I dyskusja dotyczy domofonu a nie elektrozaczepu. Ten drugi uwazam za obowiazkowy. i to najlepiej bez ani jednej klamki w furtce - tylko uchwyty. Otwieranie tylko z domu lub np za pomoca pilota od bramy.

Fantom

szczukot
14-11-2009, 19:51
Jezeli nie masz ochoty wpuszczac na posesje kazdego dzwoniacego lub nie masz ochoty wychylac sie w podkoszulce w zimie przez drzwi aby zapytac o cel wizyty to wtedy polecam domofon.

Masz racje. ale teraz sie zastanow. Ile potencjalnych osob "zapuka do Twoich drzwi", ktorych nie bedziesz znal a wpuscisz je na posesje ? Oczywiscie nie wchodza tu w rachube osoby typu listonosz, kurier itp - bo tych po stroju, samochdzie itd widac kto to. Chhodzi mi o takie osoby, do ktorych faktycznie musisz zagadac przze telefon (lub w moim przypadku wygladanc przez okno).
Bo ja po zastanowieniu sie, nie moge za duzo znalezc przykladow. Moze jakis 1 przypadek rocznie.

Fantom

szczukot
14-11-2009, 19:53
Projektuje sobie instalacje elektryczna, i zaczynam sie zastanawiac nad sensem domofonu w domku. Zauwazylem, ze wystepuje on w 99 % domkow, a z wlasnego doswiadczenia, widze, ze jest uzywany moze w 1 % i to raz w roku.
Czasmai ktos ma specyficzna dzialke i domek na niej, ale wiekszosc domkow chyba nie potzrebuje domofonu ?
Co o tym sadzicie. Czy macie u siebie domofony (albo lepiej w czyms co juz dziala jakis czas) i czy ich uzywacie ?
Zastanawiam sie po prostu czy zwykly dzonek nie wystarczy.
Furtke widac z kuchni, przedpokoju czy z gory itp

Fantom

Furtkę będzie u mnie widać / w przyszłości - jak wybuduję ogrodzenie :D / przez okna z kuchni - mimo tego zamontuję vidoedomofon - instalacja już przygotowana .

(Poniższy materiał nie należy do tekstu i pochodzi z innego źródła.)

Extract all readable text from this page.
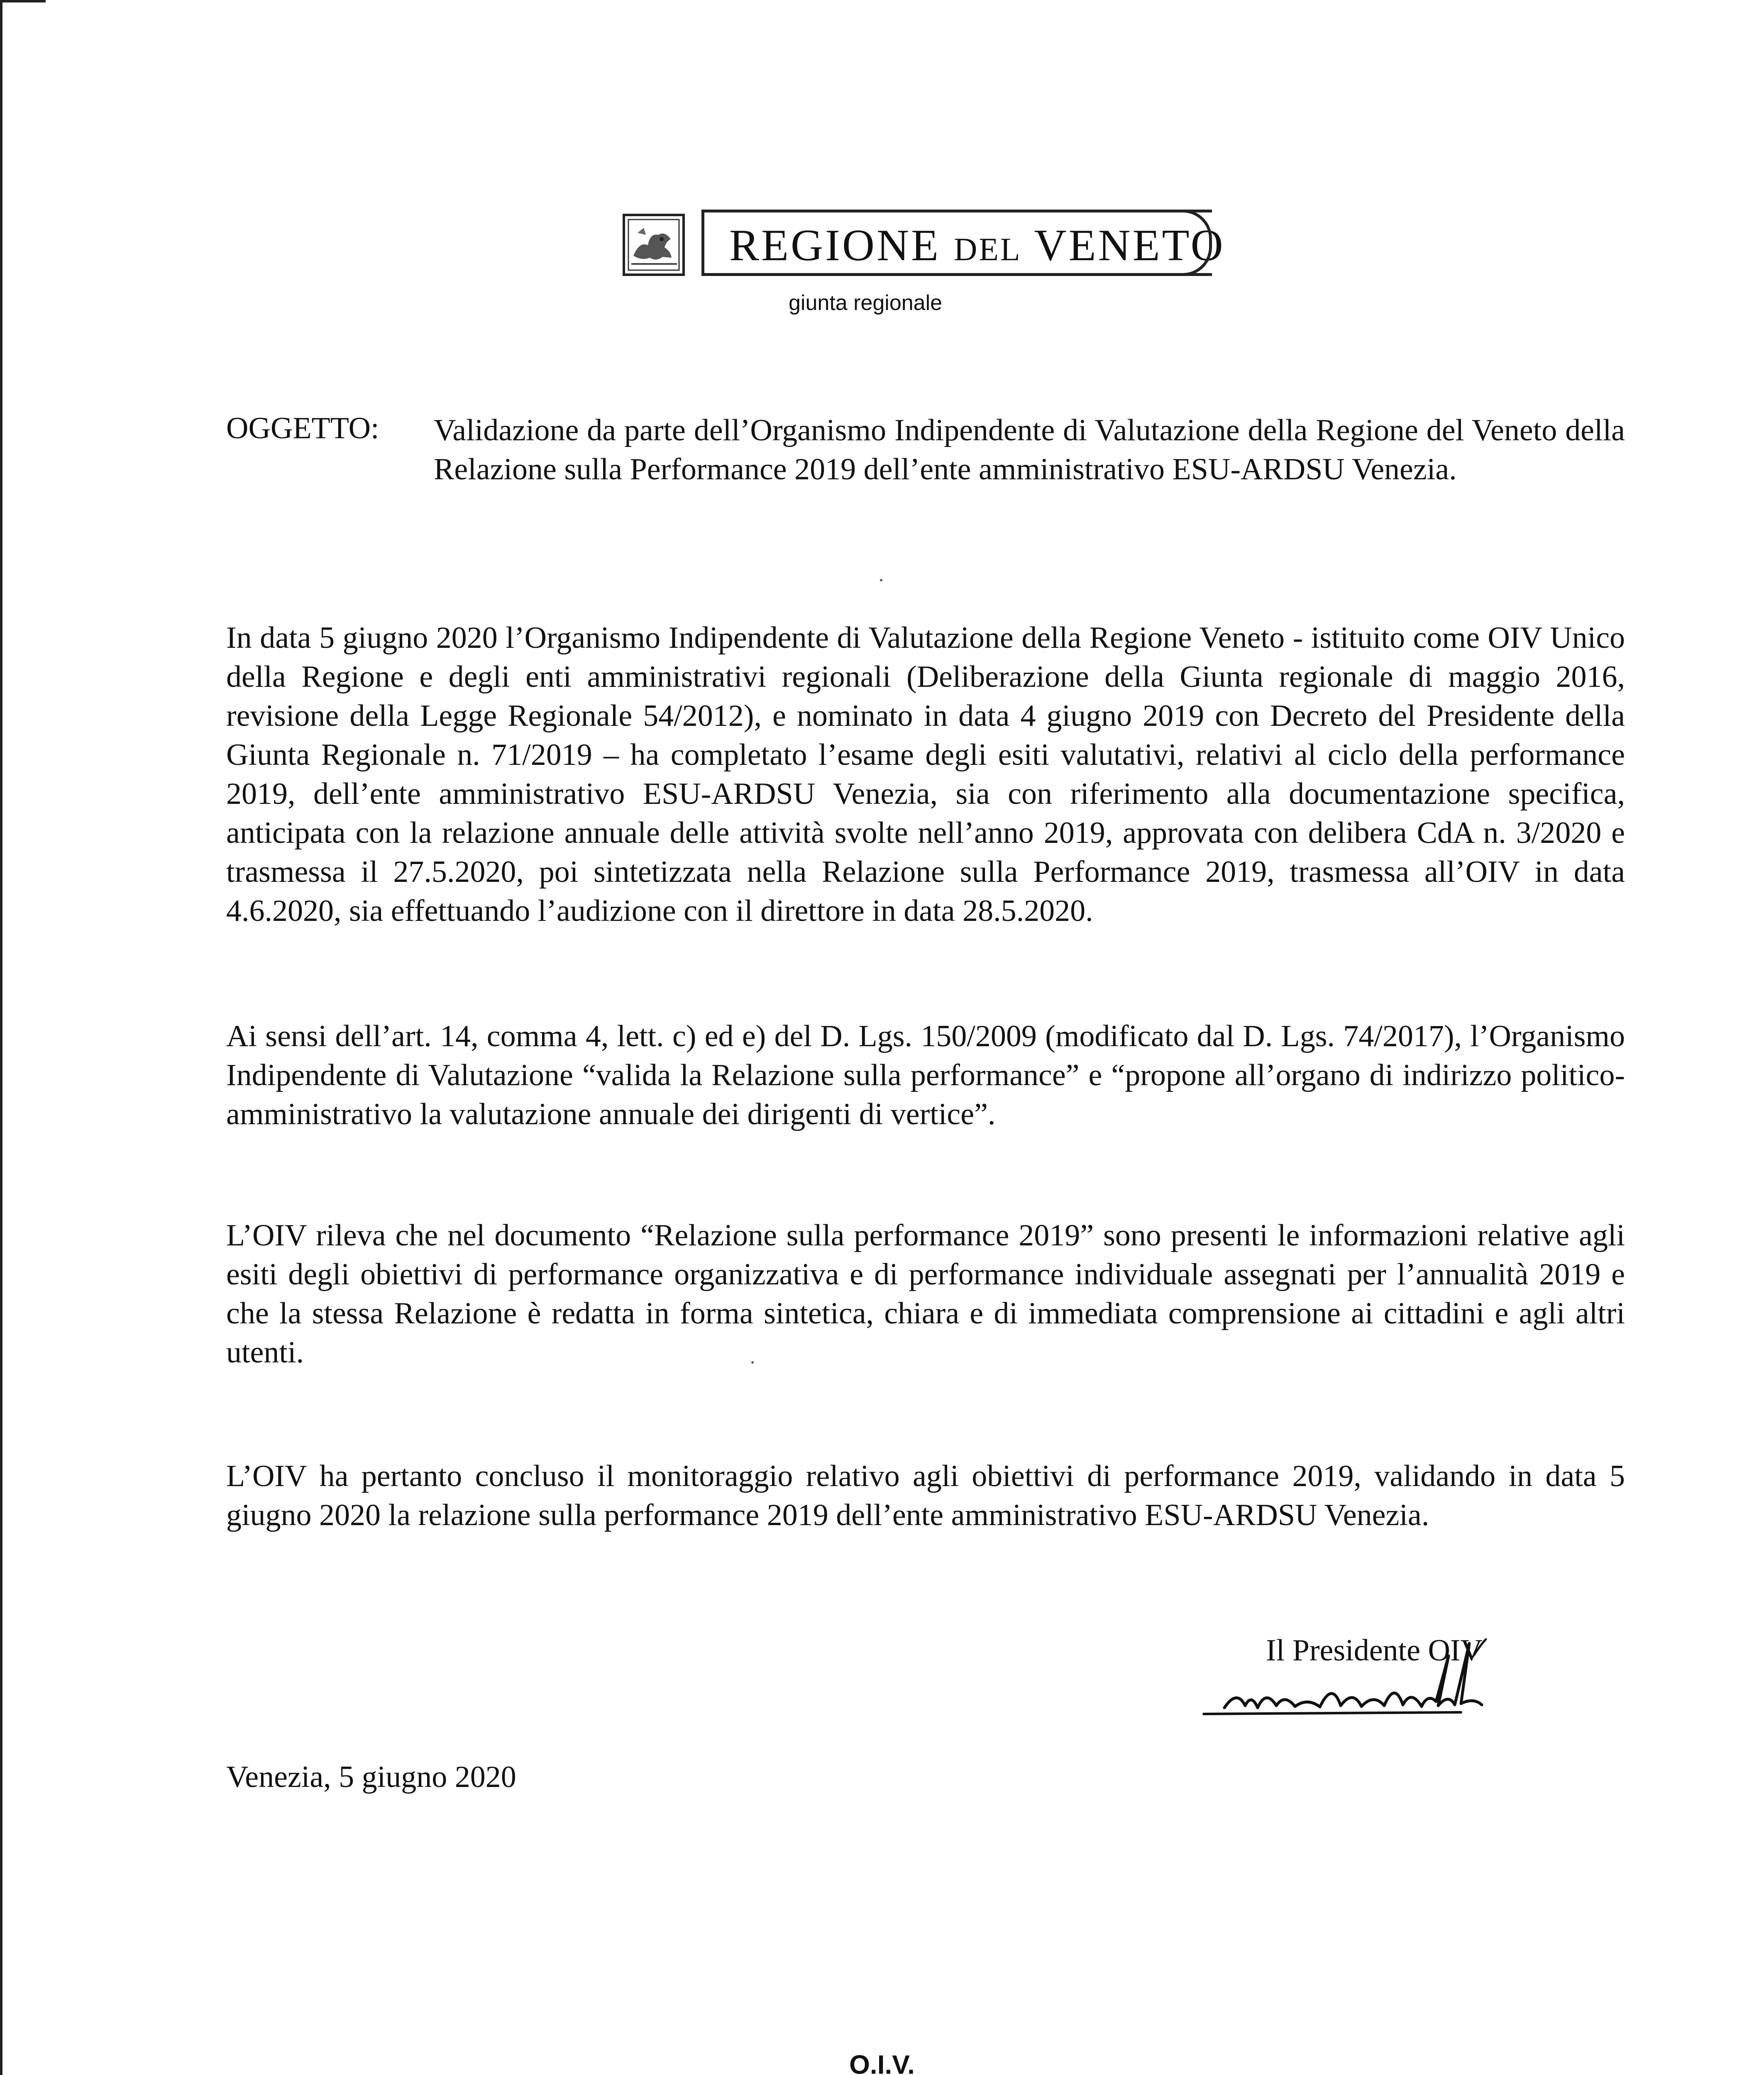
REGIONE DEL VENETO
giunta regionale
OGGETTO: Validazione da parte dell’Organismo Indipendente di Valutazione della Regione del Veneto della Relazione sulla Performance 2019 dell’ente amministrativo ESU-ARDSU Venezia.
In data 5 giugno 2020 l’Organismo Indipendente di Valutazione della Regione Veneto - istituito come OIV Unico della Regione e degli enti amministrativi regionali (Deliberazione della Giunta regionale di maggio 2016, revisione della Legge Regionale 54/2012), e nominato in data 4 giugno 2019 con Decreto del Presidente della Giunta Regionale n. 71/2019 – ha completato l’esame degli esiti valutativi, relativi al ciclo della performance 2019, dell’ente amministrativo ESU-ARDSU Venezia, sia con riferimento alla documentazione specifica, anticipata con la relazione annuale delle attività svolte nell’anno 2019, approvata con delibera CdA n. 3/2020 e trasmessa il 27.5.2020, poi sintetizzata nella Relazione sulla Performance 2019, trasmessa all’OIV in data 4.6.2020, sia effettuando l’audizione con il direttore in data 28.5.2020.
Ai sensi dell’art. 14, comma 4, lett. c) ed e) del D. Lgs. 150/2009 (modificato dal D. Lgs. 74/2017), l’Organismo Indipendente di Valutazione “valida la Relazione sulla performance” e “propone all’organo di indirizzo politico-amministrativo la valutazione annuale dei dirigenti di vertice”.
L’OIV rileva che nel documento “Relazione sulla performance 2019” sono presenti le informazioni relative agli esiti degli obiettivi di performance organizzativa e di performance individuale assegnati per l’annualità 2019 e che la stessa Relazione è redatta in forma sintetica, chiara e di immediata comprensione ai cittadini e agli altri utenti.
L’OIV ha pertanto concluso il monitoraggio relativo agli obiettivi di performance 2019, validando in data 5 giugno 2020 la relazione sulla performance 2019 dell’ente amministrativo ESU-ARDSU Venezia.
Il Presidente OIV
Venezia, 5 giugno 2020
O.I.V.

Tylko tak przemysl miejsce jego instalacji, abys mial zawsze z kazdego miejsca w domu do niego duzo blizej niz do wygladniecia przez okno. Bo inaczej bedzie martwym urzadzeniem.
Nie wpsominajac o pracy w ciemnosciach - jakos z kamerki bedzie zawsze gorsza niz to co zobaczysz oczami - chyba ze bedzie dobre podswietlenie podczerwienia np.

Fantom

remekb
14-11-2009, 20:06
Jezeli nie masz ochoty wpuszczac na posesje kazdego dzwoniacego lub nie masz ochoty wychylac sie w podkoszulce w zimie przez drzwi aby zapytac o cel wizyty to wtedy polecam domofon.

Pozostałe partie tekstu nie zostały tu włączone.